Aim: To explain the concept of user permissions and changing the permissions.

Every file in linux has 3 kinds of permissions Read,write and execute, these permissions are with respect to three kinds of users.
1. The owner of the file, i.e. the user who created the file.
2. The group to which the owner of the file belongs to.
3. Every one else or called as others.

To view the permissions that a file holds use the long listing format of the "ls" command. i.e. ls -l

For eg:

user@Desktop:~/folder1$ ls -l
total 12
drwxr-xr-x 2 satish satish 4096 2010-04-25 20:59 one
drwxr-xr-x 2 satish satish 4096 2010-04-25 20:59 three
drwxr-xr-x 2 satish satish 4096 2010-04-25 20:59 two
user@Desktop:~/folder1$

The first line in the long listing will is the total size of the folder.
From the second line onwards there are 17 columns. Which give the following information.

Column1:
The first field denotes what kind of file it is. A "d" indicates it is a directory . A "-" indicates it is a normal text file.
A "l" indicates it is a soft link. [ If you don't understand soft link then its ok, we will come to that later]

The remaining 9 fields of the columns one are the permissions of the file.
A "r" indicates "read" permission .
A "w" indicates write permission .
A "x" indicates execute permission.
The first set of three fileds indicate the permission of the owner of the file

The second set of three fileds indicate the permission of the group to which the owner belongs

The third set of three fields indicate the permission of the others, who are neither the owner of the file nor belong to the group of the owner.

The command to change permissions of a file is "chmod" which stands for change mode.

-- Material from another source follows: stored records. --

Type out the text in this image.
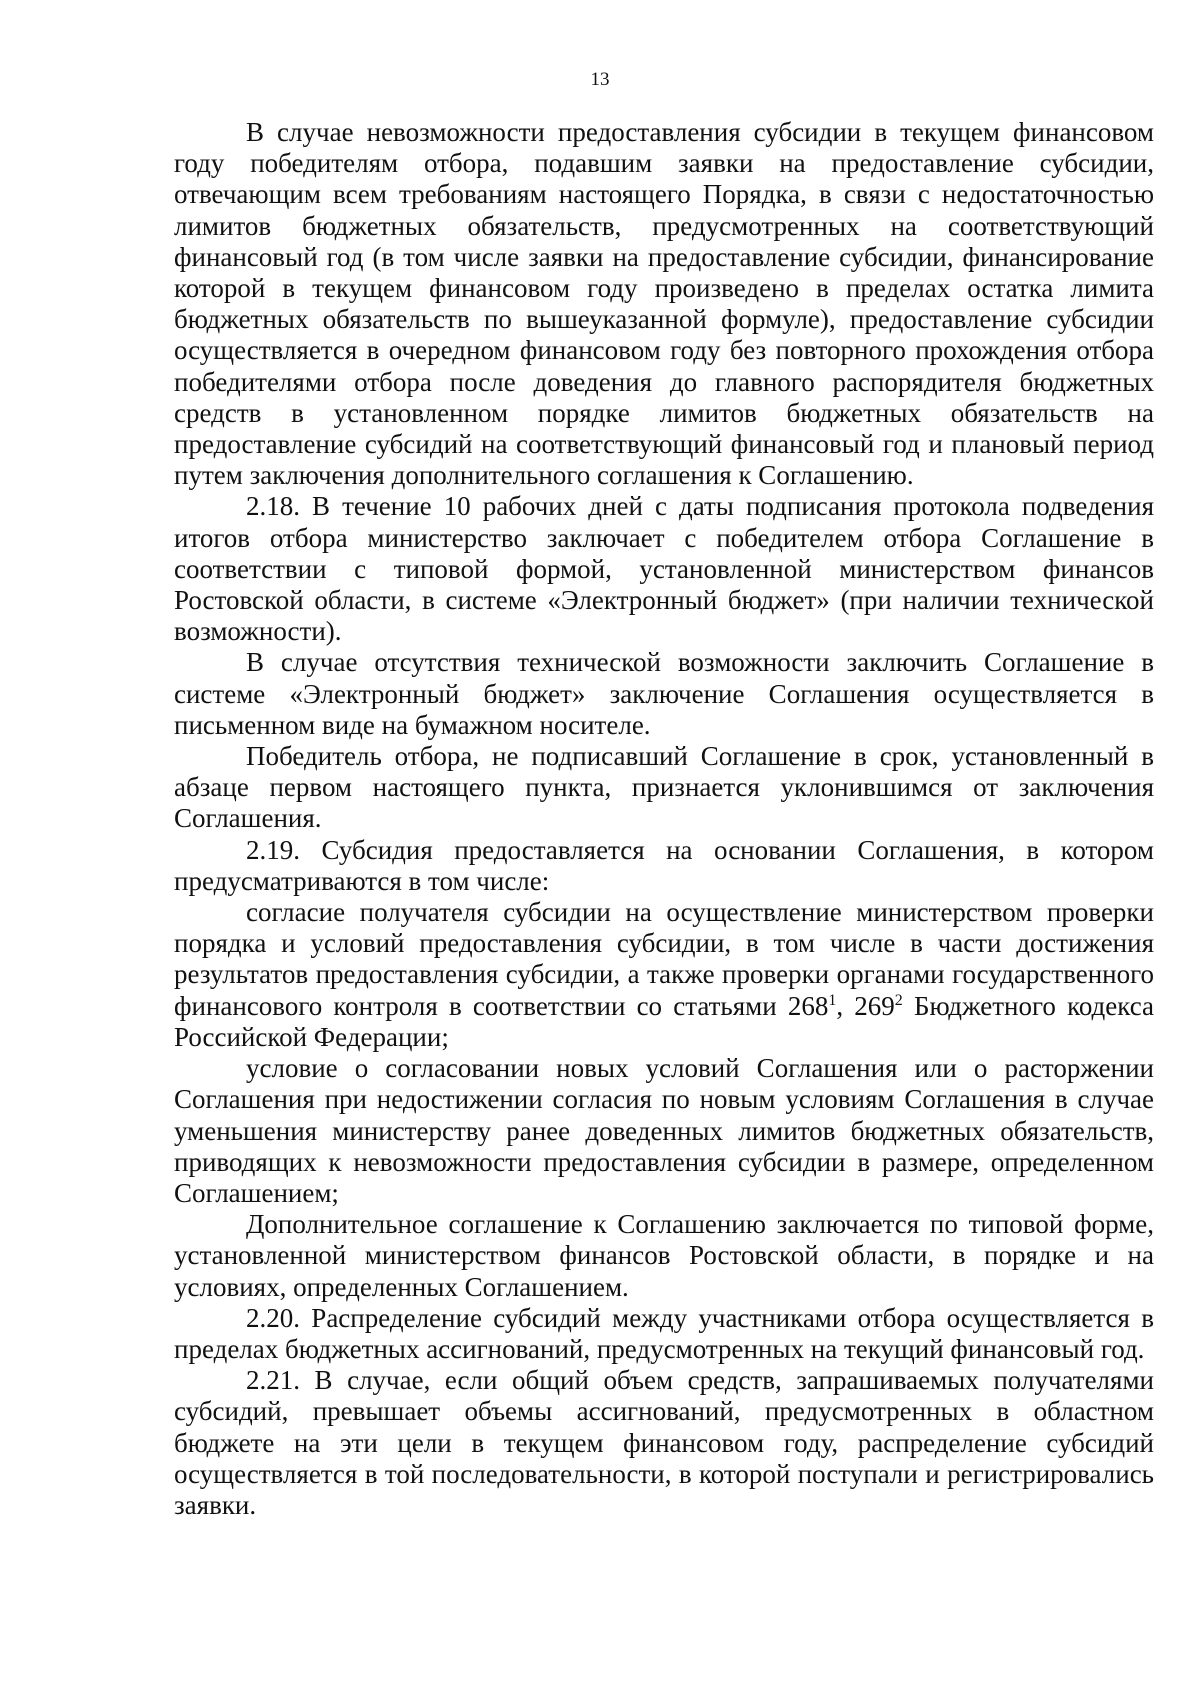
13

В случае невозможности предоставления субсидии в текущем финансовом году победителям отбора, подавшим заявки на предоставление субсидии, отвечающим всем требованиям настоящего Порядка, в связи с недостаточностью лимитов бюджетных обязательств, предусмотренных на соответствующий финансовый год (в том числе заявки на предоставление субсидии, финансирование которой в текущем финансовом году произведено в пределах остатка лимита бюджетных обязательств по вышеуказанной формуле), предоставление субсидии осуществляется в очередном финансовом году без повторного прохождения отбора победителями отбора после доведения до главного распорядителя бюджетных средств в установленном порядке лимитов бюджетных обязательств на предоставление субсидий на соответствующий финансовый год и плановый период путем заключения дополнительного соглашения к Соглашению.

2.18. В течение 10 рабочих дней с даты подписания протокола подведения итогов отбора министерство заключает с победителем отбора Соглашение в соответствии с типовой формой, установленной министерством финансов Ростовской области, в системе «Электронный бюджет» (при наличии технической возможности).

В случае отсутствия технической возможности заключить Соглашение в системе «Электронный бюджет» заключение Соглашения осуществляется в письменном виде на бумажном носителе.

Победитель отбора, не подписавший Соглашение в срок, установленный в абзаце первом настоящего пункта, признается уклонившимся от заключения Соглашения.

2.19. Субсидия предоставляется на основании Соглашения, в котором предусматриваются в том числе:

согласие получателя субсидии на осуществление министерством проверки порядка и условий предоставления субсидии, в том числе в части достижения результатов предоставления субсидии, а также проверки органами государственного финансового контроля в соответствии со статьями $268^1$, $269^2$ Бюджетного кодекса Российской Федерации;

условие о согласовании новых условий Соглашения или о расторжении Соглашения при недостижении согласия по новым условиям Соглашения в случае уменьшения министерству ранее доведенных лимитов бюджетных обязательств, приводящих к невозможности предоставления субсидии в размере, определенном Соглашением;

Дополнительное соглашение к Соглашению заключается по типовой форме, установленной министерством финансов Ростовской области, в порядке и на условиях, определенных Соглашением.

2.20. Распределение субсидий между участниками отбора осуществляется в пределах бюджетных ассигнований, предусмотренных на текущий финансовый год.

2.21. В случае, если общий объем средств, запрашиваемых получателями субсидий, превышает объемы ассигнований, предусмотренных в областном бюджете на эти цели в текущем финансовом году, распределение субсидий осуществляется в той последовательности, в которой поступали и регистрировались заявки.
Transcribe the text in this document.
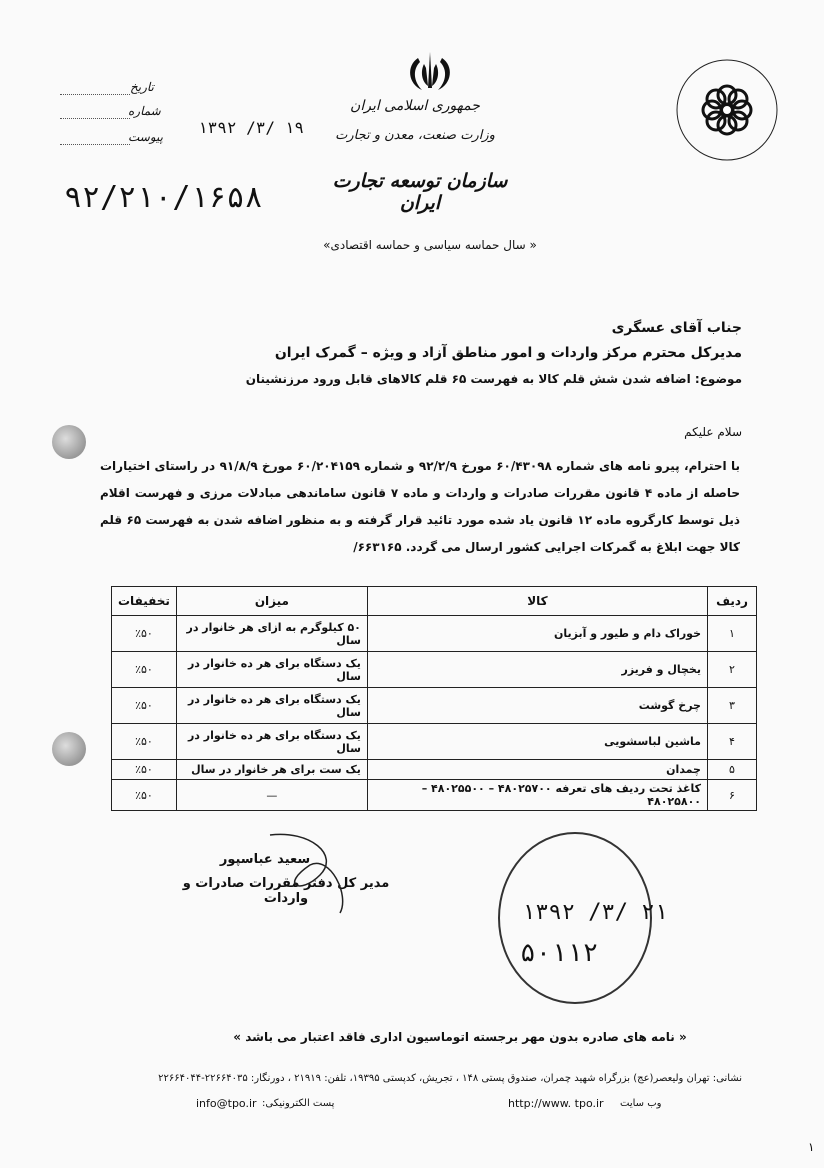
جمهوری اسلامی ایران
وزارت صنعت، معدن و تجارت
سازمان توسعه تجارت ایران
تاریخ
شماره
پیوست ۱۳۹۲ /۳/ ۱۹
۹۲/۲۱۰/۱۶۵۸
« سال حماسه سیاسی و حماسه اقتصادی»
جناب آقای عسگری
مدیرکل محترم مرکز واردات و امور مناطق آزاد و ویژه – گمرک ایران
موضوع: اضافه شدن شش قلم کالا به فهرست ۶۵ قلم کالاهای قابل ورود مرزنشینان
سلام علیکم
با احترام، پیرو نامه های شماره ۶۰/۴۳۰۹۸ مورخ ۹۲/۲/۹ و شماره ۶۰/۲۰۴۱۵۹ مورخ ۹۱/۸/۹ در راستای اختیارات حاصله از ماده ۴ قانون مقررات صادرات و واردات و ماده ۷ قانون ساماندهی مبادلات مرزی و فهرست اقلام ذیل توسط کارگروه ماده ۱۲ قانون یاد شده مورد تائید قرار گرفته و به منظور اضافه شدن به فهرست ۶۵ قلم کالا جهت ابلاغ به گمرکات اجرایی کشور ارسال می گردد. ۶۶۳۱۶۵/
ردیف	کالا	میزان	تخفیفات
۱	خوراک دام و طیور و آبزیان	۵۰ کیلوگرم به ازای هر خانوار در سال	٪۵۰
۲	یخچال و فریزر	یک دستگاه برای هر ده خانوار در سال	٪۵۰
۳	چرخ گوشت	یک دستگاه برای هر ده خانوار در سال	٪۵۰
۴	ماشین لباسشویی	یک دستگاه برای هر ده خانوار در سال	٪۵۰
۵	چمدان	یک ست برای هر خانوار در سال	٪۵۰
۶	کاغذ تحت ردیف های تعرفه ۴۸۰۲۵۷۰۰ – ۴۸۰۲۵۵۰۰ – ۴۸۰۲۵۸۰۰	—	٪۵۰
سعید عباسپور
مدیر کل دفتر مقررات صادرات و واردات
۱۳۹۲ /۳/ ۲۱
۵۰۱۱۲
« نامه های صادره بدون مهر برجسته اتوماسیون اداری فاقد اعتبار می باشد »
نشانی: تهران ولیعصر(عج) بزرگراه شهید چمران، صندوق پستی ۱۴۸ ، تجریش، کدپستی ۱۹۳۹۵، تلفن: ۲۱۹۱۹ ، دورنگار: ۲۲۶۶۴۰۳۵-۲۲۶۶۴۰۴۴
وب سایت
http://www. tpo.ir
پست الکترونیکی:
info@tpo.ir
١
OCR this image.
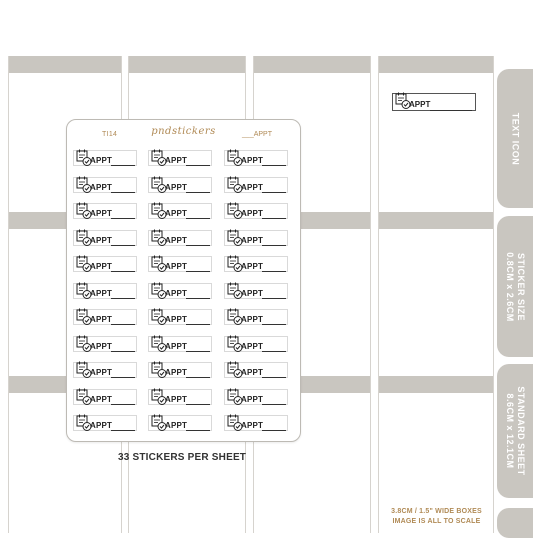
APPT
TEXT ICON
STICKER SIZE
0.8CM x 2.6CM
STANDARD SHEET
8.6CM x 12.1CM
3.8CM / 1.5" WIDE BOXES
IMAGE IS ALL TO SCALE
TI14	pndstickers	___APPT
APPT	APPT	APPT
APPT	APPT	APPT
APPT	APPT	APPT
APPT	APPT	APPT
APPT	APPT	APPT
APPT	APPT	APPT
APPT	APPT	APPT
APPT	APPT	APPT
APPT	APPT	APPT
APPT	APPT	APPT
APPT	APPT	APPT
33 STICKERS PER SHEET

syntax: chmod "permissions" file

The permissions that you have we want to set can be passed in two ways.

octal numbers:
If you are not familiar with the octal numbers than skip this section. There is another way of setting the permission given in the next section.

We have three fields per user, a "1" in a field indicates that permission is eanbled a "0" indicates the permission is disabled.
Three bits in binary can maximum represent the number "7".

For eg the octal way of denoting the permissions , user having read,write execute, Group having read and write and others having only read permission would be

111110100 which when converted to octal would be 764.

so the command would be as follows.

user@Desktop:~/folder1$ chmod 764 "filename"
user@Desktop:~/folder1$


Changing File permissions using aplhabets:

The other way of setting the file permissions is using the "alphabets" "r" for read, "w" for write and "x" for execute.
A "+" signifies add permission and a "-" signifies remove permission.
To add read permission for a user use the "chmod" command as follows

user@Desktop:~/folder1/one$ chmod u+r file1
user@Desktop:~/folder1$


To add the execute permission for others we can use the "chmod" command as follows

user@Desktop:~/folder1/one$ chmod o+x file1
user@Desktop:~/folder1$


To remove write permission for the group, we can use the "chmod" command as follows

user@Desktop:~/folder1/one$ chmod g-w file1
user@Desktop:~/folder1$


To add a permission to users,group as well as others in one go, we can use the "chmod" command as follows

user@Desktop:~/folder1/one$ chmod a+x file1
user@Desktop:~/folder1$

We can also add or remove multiple permissions in one go as follows

user@Desktop:~/folder1/one$ chmod a+rw file1
user@Desktop:~/folder1$

The above command give read and write permission to every one.

Column 2:

The second column indicates the number of links to the file. We will get into the concept of links later.

Column3:Gives the owner of the file.

Column4: Gives the group to which the owner belongs to.

Column5: Gives the size of the file

Column6: Gives the last date on which it was modified.

Column7: Gives the time of modification.

Column8: Gives the file name itself.